CareerCup

The recurrence relation should be as follows
T(n) = T(i) * T(n -1 - i) where i ranges from 0 to n - 1

It should a product of T(i) and T(n -1 - i) and not addition

Catalans numbers?

t(n)= summation of t(i)+t(n-1-i) with i varying from 2 to n-1

The recurrence relation of a binary tree is given by the expression:
T(n)=T(k)+T(n-k-1)+c.
Here k are the number of nodes of the left subtree and n-k-1 are the number of nodes of the right subtree. Also for a complete binary tree
T(n)=T(n-1)+T(n-1)+c. So it is T(n)=2T(n-1)+c. So as it can be seen that the recurrence relation is a function of linear n. So the time complexity of traversal of a tree is O(n). (That is a whole tree both left and right).

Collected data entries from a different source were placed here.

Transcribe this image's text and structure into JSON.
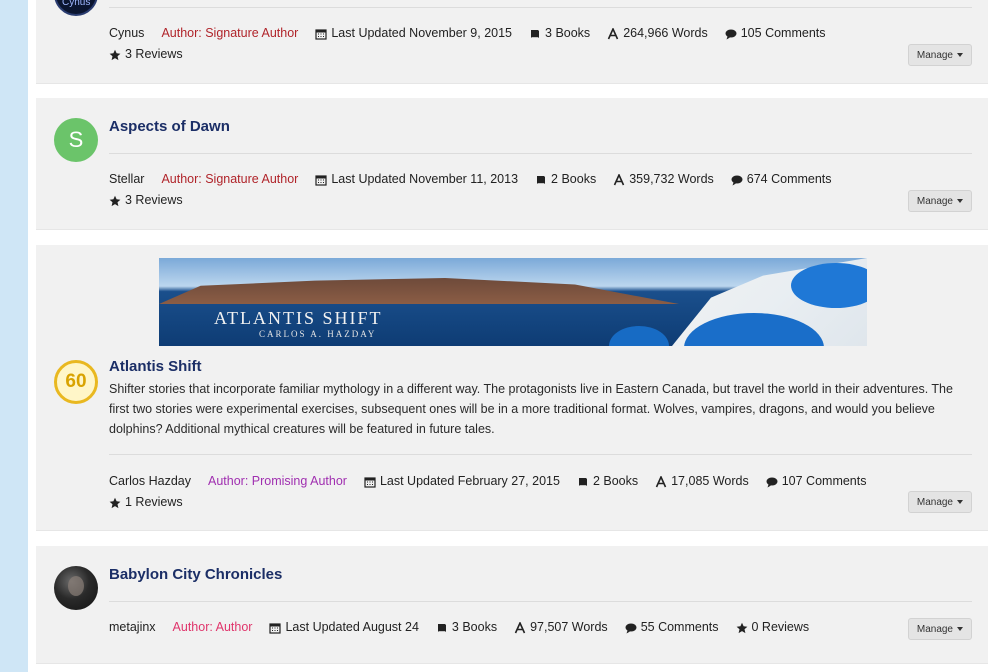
{
  "colors": {
    "signature_author": "#b0242a",
    "promising_author": "#a02fb0",
    "author": "#e0356c",
    "title": "#1b2e66"
  },
  "manage_label": "Manage",
  "stories": [
    {
      "title": "",
      "avatar": "Cynus",
      "author": "Cynus",
      "rank": "Author: Signature Author",
      "updated": "Last Updated November 9, 2015",
      "books": "3 Books",
      "words": "264,966 Words",
      "comments": "105 Comments",
      "reviews": "3 Reviews"
    },
    {
      "title": "Aspects of Dawn",
      "avatar": "S",
      "author": "Stellar",
      "rank": "Author: Signature Author",
      "updated": "Last Updated November 11, 2013",
      "books": "2 Books",
      "words": "359,732 Words",
      "comments": "674 Comments",
      "reviews": "3 Reviews"
    },
    {
      "title": "Atlantis Shift",
      "badge": "60",
      "banner_title": "ATLANTIS SHIFT",
      "banner_subtitle": "CARLOS A. HAZDAY",
      "description": "Shifter stories that incorporate familiar mythology in a different way. The protagonists live in Eastern Canada, but travel the world in their adventures. The first two stories were experimental exercises, subsequent ones will be in a more traditional format. Wolves, vampires, dragons, and would you believe dolphins? Additional mythical creatures will be featured in future tales.",
      "author": "Carlos Hazday",
      "rank": "Author: Promising Author",
      "updated": "Last Updated February 27, 2015",
      "books": "2 Books",
      "words": "17,085 Words",
      "comments": "107 Comments",
      "reviews": "1 Reviews"
    },
    {
      "title": "Babylon City Chronicles",
      "author": "metajinx",
      "rank": "Author: Author",
      "updated": "Last Updated August 24",
      "books": "3 Books",
      "words": "97,507 Words",
      "comments": "55 Comments",
      "reviews": "0 Reviews"
    }
  ]
}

I think the solution should be:

T(0) = 0
T(1) = 1
T(2) = 2
T(3) = 2
T(n) = SUM( T(i)*T(n-1-i) ) where i ranges from 1 to n - 2

T(N)= N!

Given a pre-order traversal,

1, 2, 3, 4, ... n

, the first character is always the root. The remaining string can be broken at any place into a left subtree and a right subtree. This remaining string is (n-1) characters long. If you break it at the i-th position, then the left subtree has T(i) ways of being constructed, and the right subtree has T(n-1-i) ways of being constructed. Therefore,

T(n) = Sum over i from i=0 to i=n-1 T(i)*T(n-1-i)

2^(n-1)

Standard Dynamic Programming problem.

suppose you know the number of different way to construct BST with 0~N-1 nodes T(0),T(1)......T(N-1).

If we add one more node. we could have "i" nodes on left and "N-1-i" nodes on the right tree, since it is BST, the number "i" uniquely determines the sets of number on Left tree / root / right tree.
therefore the answer T(N) = sum_{all_i}{T(i) * T(N-1-i)}

T(k) = 2T(k-1) + Sum_{1<=i<=k-2} T(i)*T(k-1-i)

Binary trees or binary search trees?